Gore writes in Earth in the Balance earnestly and passionately about how he traveled the world, from the polar ice caps to the Amazon rain forests and how bad environmental practices have resulted in the disappearance of many animal species. He talks about how the burning of oil has led to the increase of greenhouse gasses like C02 and how this leads to a gradual warming of temperatures on earth a theory called global warming. Gore even called for a Global Marshall Plan, akin to the post W.W.II plan that rebuilt the economies of Europe, this Global Marshall Plan would help convert to cleaner burning technologies And, Gore of course called for the elimination of the internal combustion engine in his lifetime. This was the most controversial of Gore's assertions.

Republicans were quick to attack Gore and the ideas he represented. They call global warming junk science, and Republicans seized on the "death of the internal combustion engine" as they called it, as the stance of some left wing, loony, tree hugging enviro-nut. Where would the money for such a transformation come from? they asked, wouldn't such a transformation would cause an undue burden on the economy, they bellowed. These are the same Republicans who don't have any problems giving companies like Enron and IBM retroactive business tax breaks.

But history seems to be on Gore's side, the internal combustion engine seems to be going the way of the T-Rex. Honda was the first to mass produce a so-called 'hybrid car' one that uses both gas and electrical power. The car is called the Honda Insight. It uses a 1 liter VTEC gas engine, but it also uses an electric motor to supplement the torque of the engine at lower speeds. The advantages of hybrid cars are many. The combination of both gas and electric engines provide the car with more than enough speed and power to get up the steepest incline. Gas mileage is also greatly improved, Honda estimates that the Insight gets 61 miles per gallon in city diving and 70 miles per gallon on the highway.

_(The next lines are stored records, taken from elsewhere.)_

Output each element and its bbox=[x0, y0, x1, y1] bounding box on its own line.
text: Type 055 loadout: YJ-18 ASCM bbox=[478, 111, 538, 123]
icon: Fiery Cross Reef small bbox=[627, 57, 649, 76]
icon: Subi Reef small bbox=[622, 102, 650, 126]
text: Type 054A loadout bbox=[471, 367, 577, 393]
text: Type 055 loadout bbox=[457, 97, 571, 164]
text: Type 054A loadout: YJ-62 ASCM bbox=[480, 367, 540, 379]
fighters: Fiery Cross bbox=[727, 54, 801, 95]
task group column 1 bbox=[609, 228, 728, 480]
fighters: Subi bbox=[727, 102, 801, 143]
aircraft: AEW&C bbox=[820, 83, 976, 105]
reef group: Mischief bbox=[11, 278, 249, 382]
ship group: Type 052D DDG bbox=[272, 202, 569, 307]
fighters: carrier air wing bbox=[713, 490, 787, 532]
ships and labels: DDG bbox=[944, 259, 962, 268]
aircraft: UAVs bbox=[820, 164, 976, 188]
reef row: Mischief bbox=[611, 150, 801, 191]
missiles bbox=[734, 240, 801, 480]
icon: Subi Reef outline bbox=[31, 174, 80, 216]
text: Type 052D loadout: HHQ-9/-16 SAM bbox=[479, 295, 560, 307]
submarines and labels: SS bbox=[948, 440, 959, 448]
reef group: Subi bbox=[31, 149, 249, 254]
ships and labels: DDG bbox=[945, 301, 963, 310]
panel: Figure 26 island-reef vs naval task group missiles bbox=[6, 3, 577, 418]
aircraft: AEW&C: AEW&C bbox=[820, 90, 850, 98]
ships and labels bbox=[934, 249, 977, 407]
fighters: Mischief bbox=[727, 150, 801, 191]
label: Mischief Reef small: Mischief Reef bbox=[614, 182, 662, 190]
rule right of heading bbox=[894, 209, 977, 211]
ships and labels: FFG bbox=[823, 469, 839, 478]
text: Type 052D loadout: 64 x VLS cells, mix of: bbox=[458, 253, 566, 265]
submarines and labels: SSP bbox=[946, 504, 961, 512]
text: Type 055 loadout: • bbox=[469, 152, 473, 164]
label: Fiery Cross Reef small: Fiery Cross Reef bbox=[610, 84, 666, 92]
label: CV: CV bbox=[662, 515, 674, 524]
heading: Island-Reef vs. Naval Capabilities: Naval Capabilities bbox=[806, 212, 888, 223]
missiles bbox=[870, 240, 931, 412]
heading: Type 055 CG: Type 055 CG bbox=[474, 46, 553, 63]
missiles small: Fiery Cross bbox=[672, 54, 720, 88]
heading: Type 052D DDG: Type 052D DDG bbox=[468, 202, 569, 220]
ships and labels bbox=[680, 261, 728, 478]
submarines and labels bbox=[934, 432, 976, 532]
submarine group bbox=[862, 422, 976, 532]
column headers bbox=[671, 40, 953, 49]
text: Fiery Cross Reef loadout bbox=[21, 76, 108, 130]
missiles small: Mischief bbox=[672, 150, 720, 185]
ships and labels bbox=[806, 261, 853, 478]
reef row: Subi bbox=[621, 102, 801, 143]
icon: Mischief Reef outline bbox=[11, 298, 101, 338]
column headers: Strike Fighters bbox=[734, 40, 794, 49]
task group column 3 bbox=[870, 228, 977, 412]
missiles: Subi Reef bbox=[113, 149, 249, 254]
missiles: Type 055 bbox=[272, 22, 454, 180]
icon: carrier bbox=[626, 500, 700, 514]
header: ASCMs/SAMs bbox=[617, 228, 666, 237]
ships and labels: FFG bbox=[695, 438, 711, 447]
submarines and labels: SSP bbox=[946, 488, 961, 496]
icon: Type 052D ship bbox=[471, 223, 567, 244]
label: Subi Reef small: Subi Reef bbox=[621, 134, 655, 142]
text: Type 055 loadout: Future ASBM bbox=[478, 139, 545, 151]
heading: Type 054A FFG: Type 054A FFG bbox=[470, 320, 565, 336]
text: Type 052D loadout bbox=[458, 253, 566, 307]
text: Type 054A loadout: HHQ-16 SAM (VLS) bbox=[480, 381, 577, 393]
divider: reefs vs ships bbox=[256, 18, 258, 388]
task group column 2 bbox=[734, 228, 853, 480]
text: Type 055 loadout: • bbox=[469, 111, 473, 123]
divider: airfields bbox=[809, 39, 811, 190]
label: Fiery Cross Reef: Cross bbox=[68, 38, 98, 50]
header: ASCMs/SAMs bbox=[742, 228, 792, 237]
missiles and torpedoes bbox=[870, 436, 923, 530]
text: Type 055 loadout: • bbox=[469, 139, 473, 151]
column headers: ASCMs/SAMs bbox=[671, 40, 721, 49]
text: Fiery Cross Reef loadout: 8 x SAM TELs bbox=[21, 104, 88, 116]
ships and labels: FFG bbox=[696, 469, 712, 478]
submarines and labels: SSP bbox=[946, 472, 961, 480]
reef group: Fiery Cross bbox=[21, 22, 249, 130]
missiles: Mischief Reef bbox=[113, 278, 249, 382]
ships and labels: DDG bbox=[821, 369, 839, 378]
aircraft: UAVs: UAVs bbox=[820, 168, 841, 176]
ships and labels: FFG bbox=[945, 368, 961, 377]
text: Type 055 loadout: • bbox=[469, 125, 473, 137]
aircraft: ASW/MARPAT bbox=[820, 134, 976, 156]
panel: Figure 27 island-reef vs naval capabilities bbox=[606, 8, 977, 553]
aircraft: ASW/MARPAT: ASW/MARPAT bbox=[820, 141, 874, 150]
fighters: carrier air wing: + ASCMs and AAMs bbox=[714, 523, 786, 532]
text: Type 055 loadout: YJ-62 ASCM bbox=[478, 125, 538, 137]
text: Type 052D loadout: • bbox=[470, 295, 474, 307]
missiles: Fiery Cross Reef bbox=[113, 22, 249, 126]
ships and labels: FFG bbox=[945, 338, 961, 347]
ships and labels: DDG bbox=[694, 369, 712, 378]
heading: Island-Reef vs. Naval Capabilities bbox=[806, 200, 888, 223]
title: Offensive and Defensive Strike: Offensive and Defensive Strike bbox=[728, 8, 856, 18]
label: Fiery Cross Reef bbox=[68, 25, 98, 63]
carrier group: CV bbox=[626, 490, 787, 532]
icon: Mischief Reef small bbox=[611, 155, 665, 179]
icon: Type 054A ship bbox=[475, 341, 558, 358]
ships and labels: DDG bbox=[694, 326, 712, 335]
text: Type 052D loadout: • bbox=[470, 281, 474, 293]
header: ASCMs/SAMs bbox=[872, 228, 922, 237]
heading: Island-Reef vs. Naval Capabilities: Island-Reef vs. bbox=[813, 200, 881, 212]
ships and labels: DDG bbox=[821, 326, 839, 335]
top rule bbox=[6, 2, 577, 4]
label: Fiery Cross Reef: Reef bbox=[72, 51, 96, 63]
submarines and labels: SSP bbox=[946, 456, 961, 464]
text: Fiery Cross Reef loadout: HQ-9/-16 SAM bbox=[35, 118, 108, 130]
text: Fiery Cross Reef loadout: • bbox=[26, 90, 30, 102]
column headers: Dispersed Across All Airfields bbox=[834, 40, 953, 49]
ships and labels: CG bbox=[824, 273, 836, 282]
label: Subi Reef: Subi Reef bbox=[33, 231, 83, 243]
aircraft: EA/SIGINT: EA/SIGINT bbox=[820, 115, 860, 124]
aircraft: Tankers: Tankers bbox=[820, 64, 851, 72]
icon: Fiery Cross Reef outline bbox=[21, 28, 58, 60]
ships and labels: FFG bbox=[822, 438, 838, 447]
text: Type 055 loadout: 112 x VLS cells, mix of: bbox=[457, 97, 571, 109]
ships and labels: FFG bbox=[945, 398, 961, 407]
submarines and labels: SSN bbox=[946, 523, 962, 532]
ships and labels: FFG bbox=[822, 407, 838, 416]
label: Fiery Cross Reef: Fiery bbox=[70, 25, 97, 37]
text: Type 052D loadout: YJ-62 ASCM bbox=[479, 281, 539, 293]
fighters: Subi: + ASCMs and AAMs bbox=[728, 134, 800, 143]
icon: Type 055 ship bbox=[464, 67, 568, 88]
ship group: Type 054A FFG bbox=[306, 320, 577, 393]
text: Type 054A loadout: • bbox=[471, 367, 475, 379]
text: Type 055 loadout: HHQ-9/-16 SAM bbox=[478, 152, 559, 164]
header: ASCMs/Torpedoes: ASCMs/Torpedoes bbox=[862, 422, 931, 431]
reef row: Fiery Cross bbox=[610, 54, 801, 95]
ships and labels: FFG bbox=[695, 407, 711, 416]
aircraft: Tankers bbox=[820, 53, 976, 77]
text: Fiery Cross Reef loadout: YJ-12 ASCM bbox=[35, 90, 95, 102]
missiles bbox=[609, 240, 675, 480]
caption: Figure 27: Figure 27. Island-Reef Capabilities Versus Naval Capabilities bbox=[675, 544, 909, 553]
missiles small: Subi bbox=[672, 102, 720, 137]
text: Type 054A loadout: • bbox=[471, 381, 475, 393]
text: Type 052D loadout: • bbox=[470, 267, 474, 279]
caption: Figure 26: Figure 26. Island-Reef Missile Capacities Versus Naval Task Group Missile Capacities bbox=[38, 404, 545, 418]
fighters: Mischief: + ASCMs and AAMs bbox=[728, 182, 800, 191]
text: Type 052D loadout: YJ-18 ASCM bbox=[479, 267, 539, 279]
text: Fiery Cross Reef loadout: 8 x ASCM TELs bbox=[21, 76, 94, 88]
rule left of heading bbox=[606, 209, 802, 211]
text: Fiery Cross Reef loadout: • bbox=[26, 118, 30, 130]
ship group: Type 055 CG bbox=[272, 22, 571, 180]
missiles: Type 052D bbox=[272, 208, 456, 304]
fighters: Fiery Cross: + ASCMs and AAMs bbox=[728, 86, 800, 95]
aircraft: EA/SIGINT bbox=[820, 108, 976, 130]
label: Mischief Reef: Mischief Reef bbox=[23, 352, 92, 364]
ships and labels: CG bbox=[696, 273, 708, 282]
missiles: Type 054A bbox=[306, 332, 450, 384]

Not to be outdone Toyota announced the mass production of it's own hybrid car, the Prius, which uses a 1.5 liter gas engine and electrical engine. At low speeds, the Prius uses solely the electrical motor for power. What's more, the Prius has an onboard generator to charge the electrical motor. Toyota's Prius is doing so well in sales that Toyota announced in December 2001, that it was going to increase production of the Prius by almost 40%.

Realizing that profits might actually increase with environmentally friendly vehicles, the Ford Motor Company is set to announce a hybrid SUV, there's a contradiction in terms if I ever heard one, but the Ford Escape a hybrid SUV is supposed to go into mass production in 2003. Maybe Ford can rehire some of the 25,000 people they just fired and reopen some of the 5 plants they just closed to produce this environmentally friendly car.

Perhaps the most shocking announcement of all was made by GM at a recent auto show in Michigan. GM announced the development of a concept car that runs entirely on hydrogen and has no combustion engine whatsoever. The concept car's name is the Autonomy, and GM says that it could mass produce this car in ten years. Imagine Al Gore's vision of eliminating the combustion engine could become a reality in as little as 10 years. Truly remarkable!

Always the last to arrive to any new idea, belatedly came Gorge W. Bush. President Bush now says he wants Energy Secretary Spencer Abraham to focus on new technologies such as use of hydrogen and fuel cells. But in making the announcement, Bush also announced that he wanted to cut 1.5 billion dollars to stimulate research into more fuel efficient cars. But even the fact that the conservative Republican son of an oil man, is talking about...GASP! The death of the combustion engine, shows just how much progress is being made in this area.

Al Gore went out on a precarious limb in 1992 with his bold call to action Earth in the Balance. He has been ridiculed and lampooned by right wing opinion makers for nearly 10 years for his bold and courageous environmental views. Now how about giving Al Gore a little credit for being a visionary in calling for the elimination of combustion engines. Bold, visionary environmental ideas, that will be Al Gore's legacy, and in an era of prepackaged, blow-dried Presidential candidates, such a legacy is not a bad one to have.